La nostra terra viene, ormai, reiteratamente denominata dai mezzi di comunicazione di massa “terra dei f…..”. Non oso riportare l’intera locuzione perché, a mio avviso, costituisce una bestemmia denominare, in tal modo, la Campania Felix.
Ricordo che l’espressione “Terra dei f. ….” si affermò prepotentemente qualche decina di anni fa. L’ho sempre aborrita, siccome mai condivisa, perché ritenuta di gravissimo pregiudizio per l’immagine della “Campania Felix”. Ho cercato di capire la genesi di quella locuzione, sebbene mi era sembrato fin dall’inizio che fosse stata utilizzata la prima volta da qualche giornalista desideroso di utilizzare un linguaggio più colorito e suggestivo per enfatizzare la problematica dei rifiuti. Pensavo che fosse impossibile addivenire al bandolo della matassa, ma non è stato così, perché, in breve tempo, accertavo che tale locuzione era stata utilizzata per la prima volta nel 2003, nel Rapporto Ecomafie curato da Legambiente. Successivamente, tale espressione, ripresa dalla stampa e dalla televisione, veniva impiegata anche da Roberto Saviano, quale titolo dell’undicesimo capitolo del libro Gomorra, pubblicato nel 2006, venduto in oltre 2.250.000 in Italia e più di 10 milioni di copie in tutto il mondo, venendo tradotto in 52 lingue.

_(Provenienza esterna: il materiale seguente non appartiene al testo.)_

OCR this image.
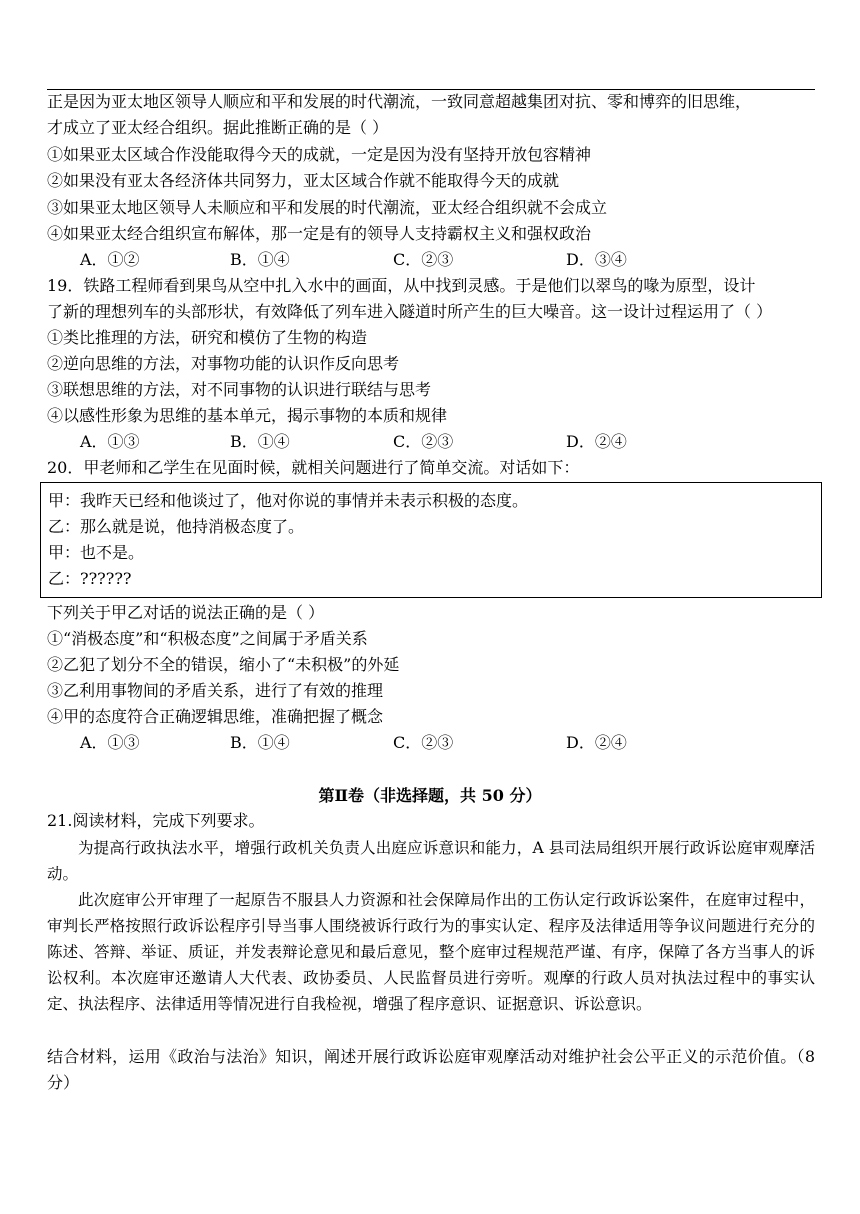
正是因为亚太地区领导人顺应和平和发展的时代潮流，一致同意超越集团对抗、零和博弈的旧思维，
才成立了亚太经合组织。据此推断正确的是（ ）
①如果亚太区域合作没能取得今天的成就，一定是因为没有坚持开放包容精神
②如果没有亚太各经济体共同努力，亚太区域合作就不能取得今天的成就
③如果亚太地区领导人未顺应和平和发展的时代潮流，亚太经合组织就不会成立
④如果亚太经合组织宣布解体，那一定是有的领导人支持霸权主义和强权政治
A．①②	B．①④	C．②③	D．③④
19．铁路工程师看到果鸟从空中扎入水中的画面，从中找到灵感。于是他们以翠鸟的喙为原型，设计
了新的理想列车的头部形状，有效降低了列车进入隧道时所产生的巨大噪音。这一设计过程运用了（ ）
①类比推理的方法，研究和模仿了生物的构造
②逆向思维的方法，对事物功能的认识作反向思考
③联想思维的方法，对不同事物的认识进行联结与思考
④以感性形象为思维的基本单元，揭示事物的本质和规律
A．①③	B．①④	C．②③	D．②④
20．甲老师和乙学生在见面时候，就相关问题进行了简单交流。对话如下：
甲：我昨天已经和他谈过了，他对你说的事情并未表示积极的态度。
乙：那么就是说，他持消极态度了。
甲：也不是。
乙：??????
下列关于甲乙对话的说法正确的是（ ）
①“消极态度”和“积极态度”之间属于矛盾关系
②乙犯了划分不全的错误，缩小了“未积极”的外延
③乙利用事物间的矛盾关系，进行了有效的推理
④甲的态度符合正确逻辑思维，准确把握了概念
A．①③	B．①④	C．②③	D．②④
第Ⅱ卷（非选择题，共 50 分）
21.阅读材料，完成下列要求。
为提高行政执法水平，增强行政机关负责人出庭应诉意识和能力，A 县司法局组织开展行政诉讼庭审观摩活动。
此次庭审公开审理了一起原告不服县人力资源和社会保障局作出的工伤认定行政诉讼案件，在庭审过程中，审判长严格按照行政诉讼程序引导当事人围绕被诉行政行为的事实认定、程序及法律适用等争议问题进行充分的陈述、答辩、举证、质证，并发表辩论意见和最后意见，整个庭审过程规范严谨、有序，保障了各方当事人的诉讼权利。本次庭审还邀请人大代表、政协委员、人民监督员进行旁听。观摩的行政人员对执法过程中的事实认定、执法程序、法律适用等情况进行自我检视，增强了程序意识、证据意识、诉讼意识。
结合材料，运用《政治与法治》知识，阐述开展行政诉讼庭审观摩活动对维护社会公平正义的示范价值。（8 分）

Insomma la locuzione sensazionalistica inopportunamente utilizzata in un Rapporto Ecomafie venne, da quel momento, presa in prestito dai mass media che la utilizzarono per la sua forte valenza mediatica, in luogo di Campania Felix, per indicare una buona parte della pianura campana.
E così la denominazione “Campania Felix”, vecchia di due millenni, è stata surclassata da quella di “Terra dei f. …..”, espressione ormai conosciuta da milioni di persone in tutto il mondo civile, quel mondo che neanche esisteva ai tempi della Capua antica intorno a cui ruotava buona parte della civiltà antica.
Cosa augurarsi? Innanzitutto e preliminarmente che le istituzioni si diano da fare per contrastare più efficacemente le azioni umane che devastano ed inquinano il territorio, non mancando di svolgere un’opera di sensibilizzazione del cittadino, soprattutto di quello in età scolastica, in ordine alla bellezza della nostra terra. L’invito ad aborrire l’espressione “Terra dei f. …..” potrebbe già essere un primo e buon passo nella giusta direzione per una presa di coscienza collettiva, precondizione per l’auspicata rinascita ambientale.-
Non è affatto dignitoso sentirsi cittadini della “Terra dei f. …..”, per il doveroso rispetto che dobbiamo ai nostri antenati e per la tutela della nostra immagine, così banalmente compromessa.